Microsoft has entered into the field of cognitive computing with an innovative project. Makers are putting their faith in this growing field of Home Security Systems to improve the customer satisfaction. Through this self built project, company is saving many pound and also it allows total control and customization to suit your needs.

With the introduction of Microsoft's Cognitive Services, facial recognition applications are now more accessible to makers than ever before. This project utilizes a Raspberry Pi, basic Webcam, and an internet connection to create a door that unlocks itself via facial recognition. If the visitor at the door is recognized, the door will unlock!

Example C:

Election Campaigning arguably is the most ambiguous and opinion filled process. Parties using their core beliefs as strength and hyping the party’s polar opposite side as negative.

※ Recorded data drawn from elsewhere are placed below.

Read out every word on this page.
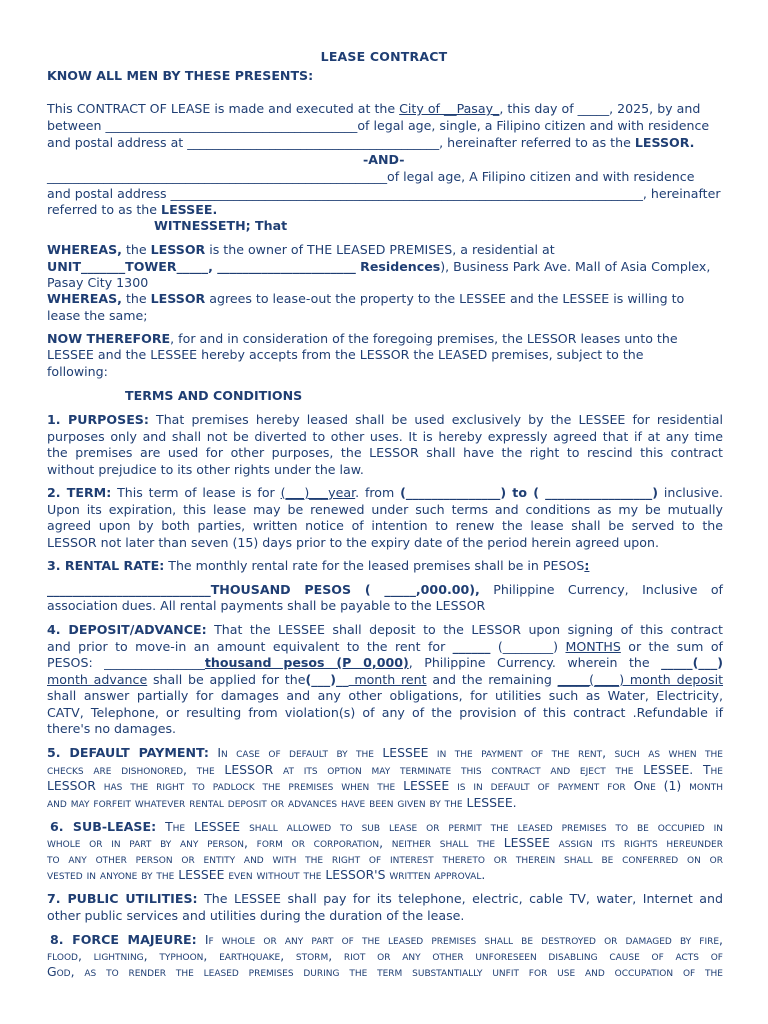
LEASE CONTRACT
KNOW ALL MEN BY THESE PRESENTS:
This CONTRACT OF LEASE is made and executed at the City of __Pasay_, this day of _____, 2025, by and
between ________________________________________of legal age, single, a Filipino citizen and with residence
and postal address at ________________________________________, hereinafter referred to as the LESSOR.
-AND-
______________________________________________________of legal age, A Filipino citizen and with residence
and postal address ___________________________________________________________________________, hereinafter
referred to as the LESSEE.
WITNESSETH; That
WHEREAS, the LESSOR is the owner of THE LEASED PREMISES, a residential at
UNIT_______TOWER_____, ______________________ Residences), Business Park Ave. Mall of Asia Complex,
Pasay City 1300
WHEREAS, the LESSOR agrees to lease-out the property to the LESSEE and the LESSEE is willing to
lease the same;
NOW THEREFORE, for and in consideration of the foregoing premises, the LESSOR leases unto the
LESSEE and the LESSEE hereby accepts from the LESSOR the LEASED premises, subject to the
following:
TERMS AND CONDITIONS
1. PURPOSES: That premises hereby leased shall be used exclusively by the LESSEE for residential
purposes only and shall not be diverted to other uses. It is hereby expressly agreed that if at any time
the premises are used for other purposes, the LESSOR shall have the right to rescind this contract
without prejudice to its other rights under the law.
2. TERM: This term of lease is for (___)___year. from (_______________) to ( _________________) inclusive.
Upon its expiration, this lease may be renewed under such terms and conditions as my be mutually
agreed upon by both parties, written notice of intention to renew the lease shall be served to the
LESSOR not later than seven (15) days prior to the expiry date of the period herein agreed upon.
3. RENTAL RATE: The monthly rental rate for the leased premises shall be in PESOS:
__________________________THOUSAND PESOS ( _____,000.00), Philippine Currency, Inclusive of
association dues. All rental payments shall be payable to the LESSOR
4. DEPOSIT/ADVANCE: That the LESSEE shall deposit to the LESSOR upon signing of this contract
and prior to move-in an amount equivalent to the rent for ______ (________) MONTHS or the sum of
PESOS: ________________thousand pesos (P 0,000), Philippine Currency. wherein the _____(___)
month advance shall be applied for the(___)__ month rent and the remaining _____(____) month deposit
shall answer partially for damages and any other obligations, for utilities such as Water, Electricity,
CATV, Telephone, or resulting from violation(s) of any of the provision of this contract .Refundable if
there's no damages.
5. DEFAULT PAYMENT: In case of default by the LESSEE in the payment of the rent, such as when the
checks are dishonored, the LESSOR at its option may terminate this contract and eject the LESSEE. The
LESSOR has the right to padlock the premises when the LESSEE is in default of payment for One (1) month
and may forfeit whatever rental deposit or advances have been given by the LESSEE.
6. SUB-LEASE: The LESSEE shall allowed to sub lease or permit the leased premises to be occupied in
whole or in part by any person, form or corporation, neither shall the LESSEE assign its rights hereunder
to any other person or entity and with the right of interest thereto or therein shall be conferred on or
vested in anyone by the LESSEE even without the LESSOR'S written approval.
7. PUBLIC UTILITIES: The LESSEE shall pay for its telephone, electric, cable TV, water, Internet and
other public services and utilities during the duration of the lease.
8. FORCE MAJEURE: If whole or any part of the leased premises shall be destroyed or damaged by fire,
flood, lightning, typhoon, earthquake, storm, riot or any other unforeseen disabling cause of acts of
God, as to render the leased premises during the term substantially unfit for use and occupation of the
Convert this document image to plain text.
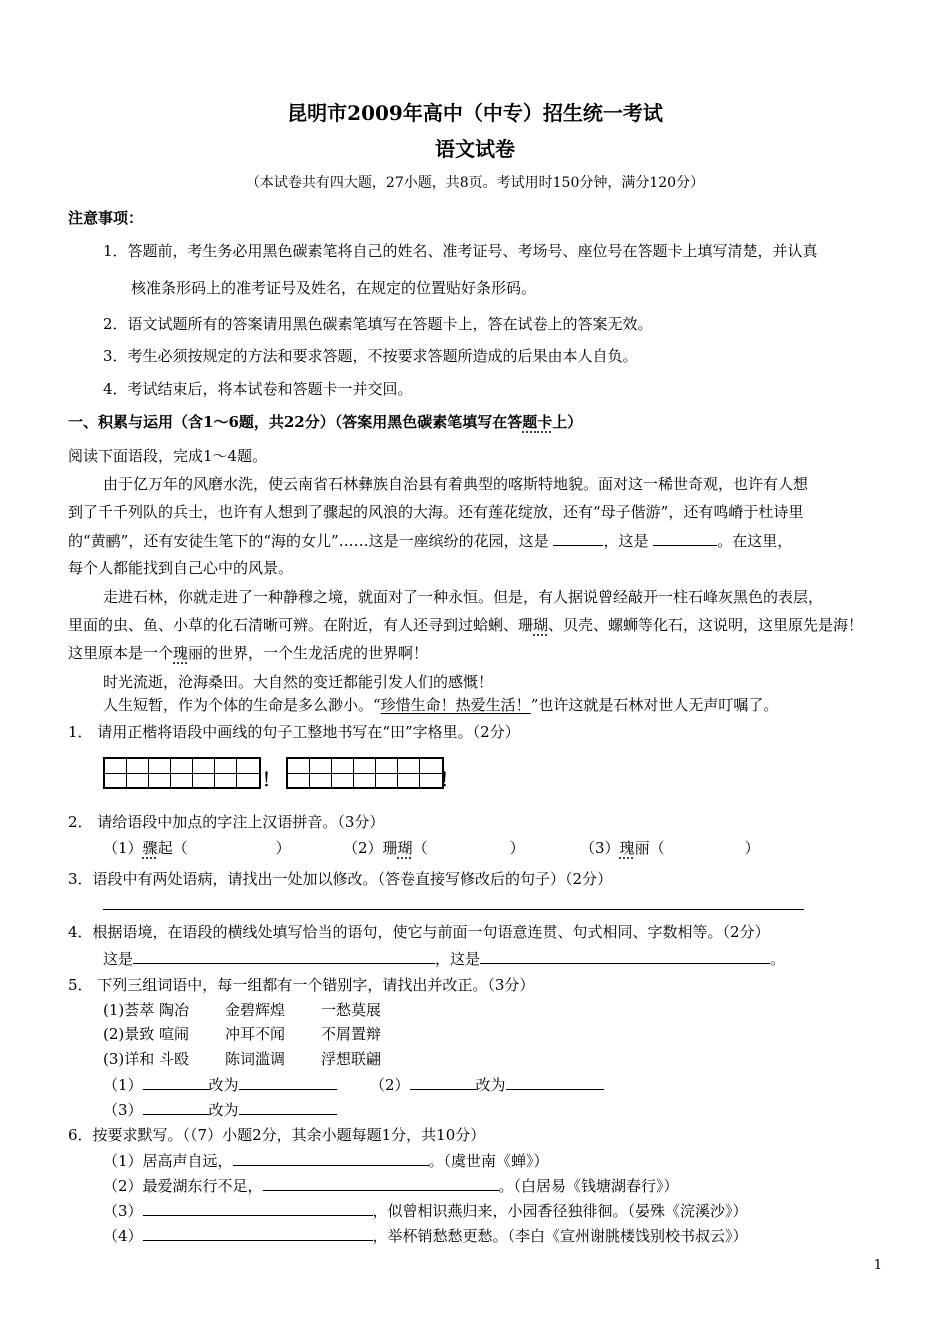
昆明市2009年高中（中专）招生统一考试
语文试卷
（本试卷共有四大题，27小题，共8页。考试用时150分钟，满分120分）
注意事项：
1．答题前，考生务必用黑色碳素笔将自己的姓名、准考证号、考场号、座位号在答题卡上填写清楚，并认真
核准条形码上的准考证号及姓名，在规定的位置贴好条形码。
2．语文试题所有的答案请用黑色碳素笔填写在答题卡上，答在试卷上的答案无效。
3．考生必须按规定的方法和要求答题，不按要求答题所造成的后果由本人自负。
4．考试结束后，将本试卷和答题卡一并交回。
一、积累与运用（含1～6题，共22分）（答案用黑色碳素笔填写在答题卡上）
阅读下面语段，完成1～4题。
由于亿万年的风磨水洗，使云南省石林彝族自治县有着典型的喀斯特地貌。面对这一稀世奇观，也许有人想
到了千千列队的兵士，也许有人想到了骤起的风浪的大海。还有莲花绽放，还有“母子偕游”，还有鸣嵴于杜诗里
的“黄鹂”，还有安徒生笔下的“海的女儿”……这是一座缤纷的花园，这是	，这是	。在这里，
每个人都能找到自己心中的风景。
走进石林，你就走进了一种静穆之境，就面对了一种永恒。但是，有人据说曾经敲开一柱石峰灰黑色的表层，
里面的虫、鱼、小草的化石清晰可辨。在附近，有人还寻到过蛤蜊、珊瑚、贝壳、螺蛳等化石，这说明，这里原先是海！
这里原本是一个瑰丽的世界，一个生龙活虎的世界啊！
时光流逝，沧海桑田。大自然的变迁都能引发人们的感慨！
人生短暂，作为个体的生命是多么渺小。“珍惜生命！热爱生活！”也许这就是石林对世人无声叮嘱了。
1． 请用正楷将语段中画线的句子工整地书写在“田”字格里。（2分）
！	！
2． 请给语段中加点的字注上汉语拼音。（3分）
（1）骤起（	）	（2）珊瑚（	）	（3）瑰丽（	）
3．语段中有两处语病，请找出一处加以修改。（答卷直接写修改后的句子）（2分）
4．根据语境，在语段的横线处填写恰当的语句，使它与前面一句语意连贯、句式相同、字数相等。（2分）
这是	，这是	。
5． 下列三组词语中，每一组都有一个错别字，请找出并改正。（3分）
(1)荟萃 陶冶 金碧辉煌 一愁莫展
(2)景致 喧闹 冲耳不闻 不屑置辩
(3)详和 斗殴 陈词滥调 浮想联翩
（1）	改为	（2）	改为
（3）	改为
6．按要求默写。（（7）小题2分，其余小题每题1分，共10分）
（1）居高声自远，	。（虞世南《蝉》）
（2）最爱湖东行不足，	。（白居易《钱塘湖春行》）
（3）	，似曾相识燕归来，小园香径独徘徊。（晏殊《浣溪沙》）
（4）	，举杯销愁愁更愁。（李白《宣州谢朓楼饯别校书叔云》）
1
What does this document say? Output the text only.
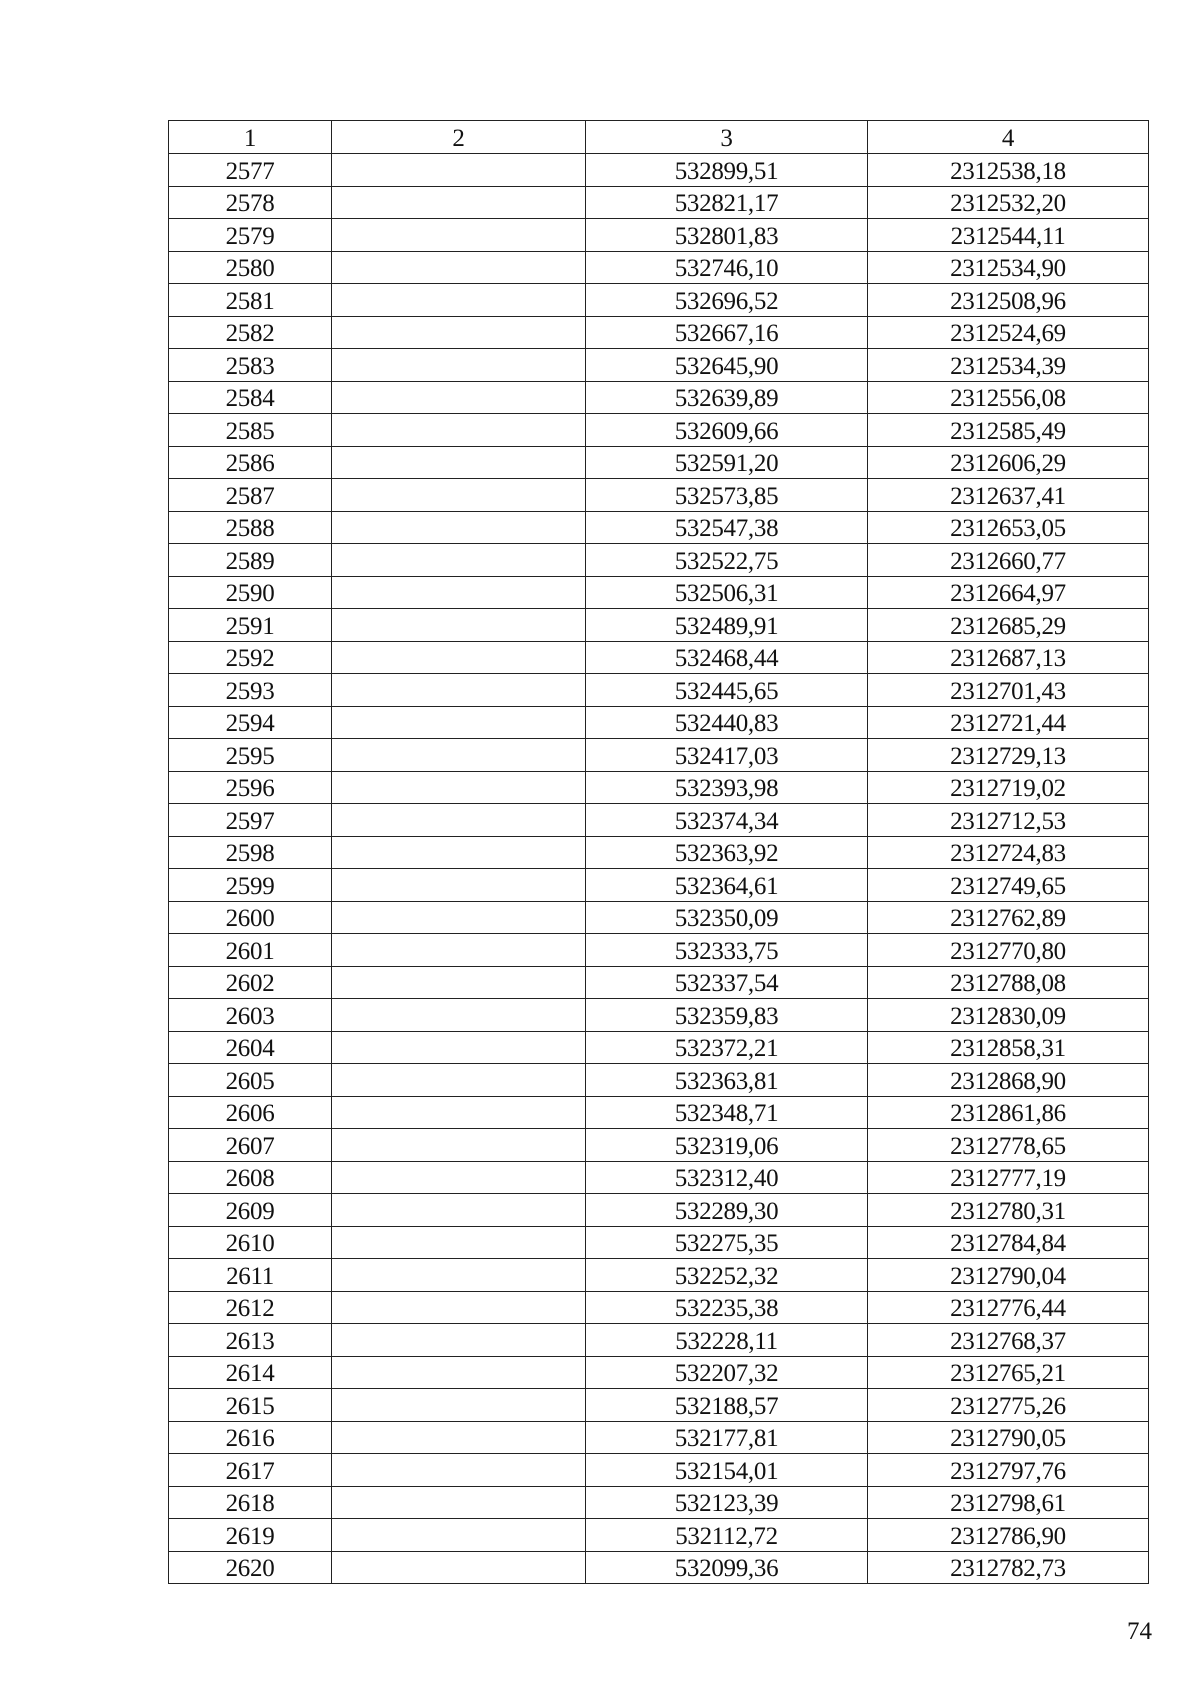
1	2	3	4
2577		532899,51	2312538,18
2578		532821,17	2312532,20
2579		532801,83	2312544,11
2580		532746,10	2312534,90
2581		532696,52	2312508,96
2582		532667,16	2312524,69
2583		532645,90	2312534,39
2584		532639,89	2312556,08
2585		532609,66	2312585,49
2586		532591,20	2312606,29
2587		532573,85	2312637,41
2588		532547,38	2312653,05
2589		532522,75	2312660,77
2590		532506,31	2312664,97
2591		532489,91	2312685,29
2592		532468,44	2312687,13
2593		532445,65	2312701,43
2594		532440,83	2312721,44
2595		532417,03	2312729,13
2596		532393,98	2312719,02
2597		532374,34	2312712,53
2598		532363,92	2312724,83
2599		532364,61	2312749,65
2600		532350,09	2312762,89
2601		532333,75	2312770,80
2602		532337,54	2312788,08
2603		532359,83	2312830,09
2604		532372,21	2312858,31
2605		532363,81	2312868,90
2606		532348,71	2312861,86
2607		532319,06	2312778,65
2608		532312,40	2312777,19
2609		532289,30	2312780,31
2610		532275,35	2312784,84
2611		532252,32	2312790,04
2612		532235,38	2312776,44
2613		532228,11	2312768,37
2614		532207,32	2312765,21
2615		532188,57	2312775,26
2616		532177,81	2312790,05
2617		532154,01	2312797,76
2618		532123,39	2312798,61
2619		532112,72	2312786,90
2620		532099,36	2312782,73
74
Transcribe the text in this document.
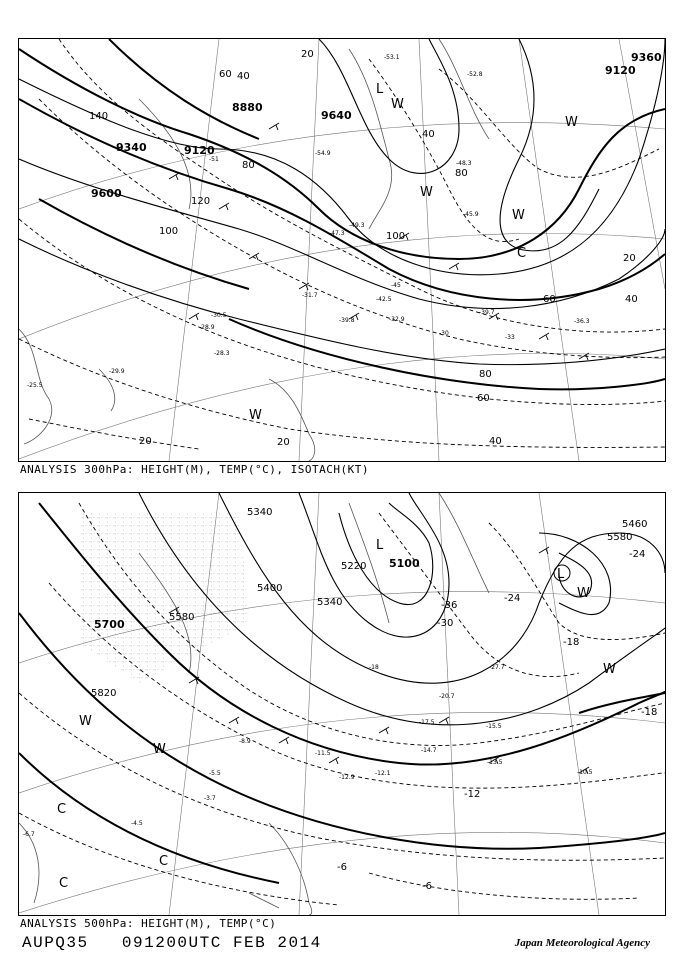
8880
9120
9340
9600
9640
9120
9360
20
40
60
80
100
120
140
40
80
60	40
20
20	40
60
80
100
20
-53.1
-52.8
-51
-54.9
-49.3
-48.3
-47.3
-45.9
-45
-42.5
-39.7
-36.3
-33
-30
-29.9
-28.3
-31.7
-32.9
-39.8
-30.5
-28.9
-25.5
L
W
W
W
W
C
W
ANALYSIS 300hPa: HEIGHT(M), TEMP(°C), ISOTACH(KT)
5340
5220 5100
5400
5340
5580
5700
5820
5460
5580
-36
-30
-24
-18
-12
-6
-6
-24
-18
-18	-27.7
-20.7
-17.5
-15.5
-14.7
-12.1
-13.5
-10.5
-11.5
-12.9
-8.9
-5.5
-3.7
-4.5
-6.7
L
L
W
W
W
W
C
C
C
ANALYSIS 500hPa: HEIGHT(M), TEMP(°C)
AUPQ35 091200UTC FEB 2014	Japan Meteorological Agency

The media’s biasm when recounting debates, speeches, and so called scandals prove it difficult to obtain objective facts on political issues and candidates, which is quintessential when deciding who should lead the country.

A sentiment analysis API is thought of as an option to track public opinion on elections. The line of action is to channelize the chaos of information on Twitter and Facebook regarding the opinions of the public about each candidate in real-time.

The tweets of the people can be sentimentally analyzed and mapped from 0-100 (0 to 49 is negative, 50 is neutral, and 51 to 100 is positive) and factored into a running average for the day and also into a smoothed, instantaneous sentiment.

The total tweets can be divided into the above mentioned sentiments and thus, candidates can be compared according to the public reaction/ metrics.

All of this information is then saved and added to a Haven OnDemand index, allowing search of pertinent, past public perception of particular candidates. Each candidate also has their bio, link to their Wikipedia page, and the most recent news articles about them, obtained using our Query Text Index API for public news sites.


Being in any business either you are using cognitive computing in one or another way or lagging behind. In this speedily growing market cognitive approach is required to process your data “smartly”. The companies using Cognitive methods have man with a machine and those who are not lack the man. And a man with a machine always wins the game!